So wird der «Geist der Wahrheit» (Joh 14,17 usw.) entsprechend dieser Eigenschaft im und durch den Gläubigen wirken. Er wird ihn «in die ganze Wahrheit leiten» (Joh 16,13), damals durch den Dienst der Apostel und jetzt durch «das Wort der Wahrheit», das sie – getrieben von dem Heiligen Geist (2. Pet 1,21) – vollendet haben. Er wird dann auch allezeit in genauer Übereinstimmung mit diesem Wort im und durch den Gläubigen tätig sein. Ist dieser jedoch unaufrichtig und unwahr, oder hält er Irrtümer fest, so muss der Heilige Geist in ihm diesem Zustand entgegenstreiten, statt ihn zu segnen, Er muss ihn zurecht bringen statt ihn zu einem gesegneten Dienst benützen zu können.

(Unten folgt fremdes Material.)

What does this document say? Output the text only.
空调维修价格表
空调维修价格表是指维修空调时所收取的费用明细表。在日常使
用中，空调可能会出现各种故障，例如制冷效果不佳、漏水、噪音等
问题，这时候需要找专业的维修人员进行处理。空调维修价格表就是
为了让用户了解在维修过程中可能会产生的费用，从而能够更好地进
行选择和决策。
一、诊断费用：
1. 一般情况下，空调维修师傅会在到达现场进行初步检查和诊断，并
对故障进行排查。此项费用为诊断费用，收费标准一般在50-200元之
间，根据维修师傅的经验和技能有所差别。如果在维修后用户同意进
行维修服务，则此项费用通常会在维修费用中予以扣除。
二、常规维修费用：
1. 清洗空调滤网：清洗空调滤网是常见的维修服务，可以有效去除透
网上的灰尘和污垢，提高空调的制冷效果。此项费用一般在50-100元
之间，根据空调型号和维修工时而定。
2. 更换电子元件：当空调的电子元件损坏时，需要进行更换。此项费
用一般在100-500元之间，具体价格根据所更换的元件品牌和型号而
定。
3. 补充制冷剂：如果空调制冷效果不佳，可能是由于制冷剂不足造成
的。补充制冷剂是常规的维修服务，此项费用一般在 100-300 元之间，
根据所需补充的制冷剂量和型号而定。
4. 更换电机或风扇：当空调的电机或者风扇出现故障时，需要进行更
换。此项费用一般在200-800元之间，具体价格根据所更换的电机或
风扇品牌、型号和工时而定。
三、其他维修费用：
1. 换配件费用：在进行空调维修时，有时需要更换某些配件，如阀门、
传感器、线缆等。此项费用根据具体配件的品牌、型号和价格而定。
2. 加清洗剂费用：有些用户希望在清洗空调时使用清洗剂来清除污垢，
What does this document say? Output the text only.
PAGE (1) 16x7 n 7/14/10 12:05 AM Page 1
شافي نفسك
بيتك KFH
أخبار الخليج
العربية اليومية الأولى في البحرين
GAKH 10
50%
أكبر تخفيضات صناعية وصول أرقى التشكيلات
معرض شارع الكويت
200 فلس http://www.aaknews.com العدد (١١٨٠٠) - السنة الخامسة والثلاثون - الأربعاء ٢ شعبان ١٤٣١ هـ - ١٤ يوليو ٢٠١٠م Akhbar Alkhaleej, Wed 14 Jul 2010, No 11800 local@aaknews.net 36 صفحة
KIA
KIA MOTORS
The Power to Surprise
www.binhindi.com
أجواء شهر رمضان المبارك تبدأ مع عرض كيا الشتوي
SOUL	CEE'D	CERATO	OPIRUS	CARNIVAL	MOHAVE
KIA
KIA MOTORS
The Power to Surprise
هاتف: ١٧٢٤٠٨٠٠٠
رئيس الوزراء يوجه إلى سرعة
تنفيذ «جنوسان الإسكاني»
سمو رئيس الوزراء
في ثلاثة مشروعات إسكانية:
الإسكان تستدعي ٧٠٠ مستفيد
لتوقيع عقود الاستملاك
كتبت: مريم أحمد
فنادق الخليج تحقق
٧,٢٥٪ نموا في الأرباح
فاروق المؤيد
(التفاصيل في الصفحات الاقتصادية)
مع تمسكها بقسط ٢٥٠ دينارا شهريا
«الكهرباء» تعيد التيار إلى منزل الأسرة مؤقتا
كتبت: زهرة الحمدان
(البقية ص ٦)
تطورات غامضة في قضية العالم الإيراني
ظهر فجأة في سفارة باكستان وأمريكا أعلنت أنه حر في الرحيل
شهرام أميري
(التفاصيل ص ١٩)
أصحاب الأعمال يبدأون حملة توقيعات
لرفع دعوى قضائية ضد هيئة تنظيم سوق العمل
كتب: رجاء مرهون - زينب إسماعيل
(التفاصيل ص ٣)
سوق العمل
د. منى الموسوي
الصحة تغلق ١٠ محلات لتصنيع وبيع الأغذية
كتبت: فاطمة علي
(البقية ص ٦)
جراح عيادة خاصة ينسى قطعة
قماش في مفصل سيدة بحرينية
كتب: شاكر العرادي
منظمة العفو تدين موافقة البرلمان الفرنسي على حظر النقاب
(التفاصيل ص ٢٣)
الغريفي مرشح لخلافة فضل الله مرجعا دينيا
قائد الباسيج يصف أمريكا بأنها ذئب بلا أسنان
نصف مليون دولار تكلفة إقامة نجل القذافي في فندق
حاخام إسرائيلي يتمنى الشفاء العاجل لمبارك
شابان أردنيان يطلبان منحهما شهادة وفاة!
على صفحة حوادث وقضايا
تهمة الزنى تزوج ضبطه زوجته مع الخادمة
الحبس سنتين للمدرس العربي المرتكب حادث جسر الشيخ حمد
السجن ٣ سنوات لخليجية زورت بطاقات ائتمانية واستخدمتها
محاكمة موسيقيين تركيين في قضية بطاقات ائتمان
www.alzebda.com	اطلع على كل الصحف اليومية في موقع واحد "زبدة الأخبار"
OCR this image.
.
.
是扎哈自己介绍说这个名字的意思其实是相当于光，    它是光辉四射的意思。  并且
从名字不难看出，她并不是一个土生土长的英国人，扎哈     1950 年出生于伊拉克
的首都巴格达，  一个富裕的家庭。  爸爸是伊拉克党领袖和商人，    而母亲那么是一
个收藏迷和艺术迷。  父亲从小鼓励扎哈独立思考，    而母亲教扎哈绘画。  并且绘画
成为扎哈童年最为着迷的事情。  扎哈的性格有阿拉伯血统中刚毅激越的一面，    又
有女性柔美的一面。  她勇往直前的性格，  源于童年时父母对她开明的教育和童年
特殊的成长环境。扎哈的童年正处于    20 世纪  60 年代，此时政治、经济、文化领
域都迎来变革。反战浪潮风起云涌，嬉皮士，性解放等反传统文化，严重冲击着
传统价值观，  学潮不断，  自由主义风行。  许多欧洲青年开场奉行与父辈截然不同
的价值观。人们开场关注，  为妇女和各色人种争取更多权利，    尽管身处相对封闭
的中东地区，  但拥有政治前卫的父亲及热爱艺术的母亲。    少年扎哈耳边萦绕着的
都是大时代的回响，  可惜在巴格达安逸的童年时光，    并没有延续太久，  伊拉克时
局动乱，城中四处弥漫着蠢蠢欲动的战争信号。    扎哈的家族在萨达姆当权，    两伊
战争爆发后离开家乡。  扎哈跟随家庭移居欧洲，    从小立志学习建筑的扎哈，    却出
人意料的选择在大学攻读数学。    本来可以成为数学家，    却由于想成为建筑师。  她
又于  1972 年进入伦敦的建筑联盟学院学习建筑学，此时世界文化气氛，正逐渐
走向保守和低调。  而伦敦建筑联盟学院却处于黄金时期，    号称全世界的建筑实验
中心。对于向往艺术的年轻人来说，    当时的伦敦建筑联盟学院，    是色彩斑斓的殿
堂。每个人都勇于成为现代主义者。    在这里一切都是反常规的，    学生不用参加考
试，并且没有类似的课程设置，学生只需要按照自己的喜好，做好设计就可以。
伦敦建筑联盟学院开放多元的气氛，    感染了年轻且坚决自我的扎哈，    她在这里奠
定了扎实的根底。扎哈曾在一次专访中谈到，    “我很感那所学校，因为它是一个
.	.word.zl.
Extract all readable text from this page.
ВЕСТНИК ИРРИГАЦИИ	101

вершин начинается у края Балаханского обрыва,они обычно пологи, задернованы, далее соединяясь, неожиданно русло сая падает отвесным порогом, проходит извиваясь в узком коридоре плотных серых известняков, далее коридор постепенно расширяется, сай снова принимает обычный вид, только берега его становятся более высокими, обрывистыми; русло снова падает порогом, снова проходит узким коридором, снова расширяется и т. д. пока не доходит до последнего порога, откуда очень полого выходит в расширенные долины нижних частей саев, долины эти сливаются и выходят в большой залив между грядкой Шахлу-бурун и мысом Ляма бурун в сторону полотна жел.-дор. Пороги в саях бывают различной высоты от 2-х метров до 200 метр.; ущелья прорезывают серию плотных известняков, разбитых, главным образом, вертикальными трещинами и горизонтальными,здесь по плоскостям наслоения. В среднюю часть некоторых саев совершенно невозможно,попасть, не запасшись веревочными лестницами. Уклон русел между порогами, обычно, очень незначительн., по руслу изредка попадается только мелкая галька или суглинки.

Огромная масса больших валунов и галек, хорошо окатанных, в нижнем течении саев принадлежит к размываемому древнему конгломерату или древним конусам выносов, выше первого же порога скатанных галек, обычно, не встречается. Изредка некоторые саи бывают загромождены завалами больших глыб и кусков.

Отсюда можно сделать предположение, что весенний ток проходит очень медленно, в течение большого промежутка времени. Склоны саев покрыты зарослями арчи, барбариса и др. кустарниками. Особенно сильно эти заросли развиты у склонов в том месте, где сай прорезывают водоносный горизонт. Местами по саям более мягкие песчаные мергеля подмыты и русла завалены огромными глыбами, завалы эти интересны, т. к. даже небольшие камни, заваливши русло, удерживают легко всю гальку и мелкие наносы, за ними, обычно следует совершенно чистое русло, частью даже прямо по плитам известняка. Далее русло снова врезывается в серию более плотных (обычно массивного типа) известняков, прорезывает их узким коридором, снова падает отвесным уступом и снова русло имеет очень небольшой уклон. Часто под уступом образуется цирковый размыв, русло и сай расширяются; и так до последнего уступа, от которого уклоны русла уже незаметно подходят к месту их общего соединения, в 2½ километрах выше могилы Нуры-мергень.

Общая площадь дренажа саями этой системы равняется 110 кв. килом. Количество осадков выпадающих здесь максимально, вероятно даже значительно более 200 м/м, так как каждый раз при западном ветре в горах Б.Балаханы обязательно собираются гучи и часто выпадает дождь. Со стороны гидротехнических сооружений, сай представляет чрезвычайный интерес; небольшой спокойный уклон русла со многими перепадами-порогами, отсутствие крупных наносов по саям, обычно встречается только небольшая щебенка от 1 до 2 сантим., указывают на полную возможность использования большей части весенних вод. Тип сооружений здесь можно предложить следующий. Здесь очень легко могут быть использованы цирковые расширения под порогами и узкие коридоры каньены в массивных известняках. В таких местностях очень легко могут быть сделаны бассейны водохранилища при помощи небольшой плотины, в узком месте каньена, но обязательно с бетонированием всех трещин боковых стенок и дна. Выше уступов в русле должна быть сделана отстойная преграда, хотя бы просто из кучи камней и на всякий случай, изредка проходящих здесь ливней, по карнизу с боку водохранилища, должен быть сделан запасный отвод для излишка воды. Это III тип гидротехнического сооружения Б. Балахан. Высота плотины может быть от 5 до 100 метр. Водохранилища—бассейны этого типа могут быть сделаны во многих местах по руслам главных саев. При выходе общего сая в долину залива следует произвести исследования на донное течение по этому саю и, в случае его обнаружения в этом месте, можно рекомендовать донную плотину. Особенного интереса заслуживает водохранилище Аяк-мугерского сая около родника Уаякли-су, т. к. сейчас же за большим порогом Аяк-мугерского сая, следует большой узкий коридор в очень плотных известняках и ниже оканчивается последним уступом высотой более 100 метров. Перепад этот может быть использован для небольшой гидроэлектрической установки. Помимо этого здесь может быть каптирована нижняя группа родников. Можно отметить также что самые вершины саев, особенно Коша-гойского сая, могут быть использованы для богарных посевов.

Er ist auch der «Geist der Liebe» (2. Tim 1,7). «Die Liebe Gottes ist ausgegossen in unsere Herzen durch den Heiligen Geist, der uns gegeben worden ist» (Röm 5,5). Als solcher wohnt Er in mir, auch wenn ich Ihn nicht fühle. Wenn Er nicht durch meine Selbstsucht und andere fleischliche Triebe gehemmt wird, kann Er die Liebe in mir beleben und mich antreiben, sie zu bezeugen und in Liebe zu dienen. Sowenig aber Wahrheit und Liebe in dem Heiligen Geist in Widerstreit sind, sowenig ist dies auch in seinen Auswirkungen der Fall. Unser Herr Jesus war als Mensch ganz vom Geist erfüllt, und bei Ihm kamen Wahrheit und Liebe uneingeschränkt und vollkommen zum Ausdruck: Wie liebte Er seine Jünger, sein Volk und auch die Sünder! Das hinderte Ihn aber nicht, die Jünger zu tadeln, den Tempel mit einer Geissel aus Stricken zu reinigen und die Heuchelei der Pharisäer blosszulegen. Auch das war Liebe.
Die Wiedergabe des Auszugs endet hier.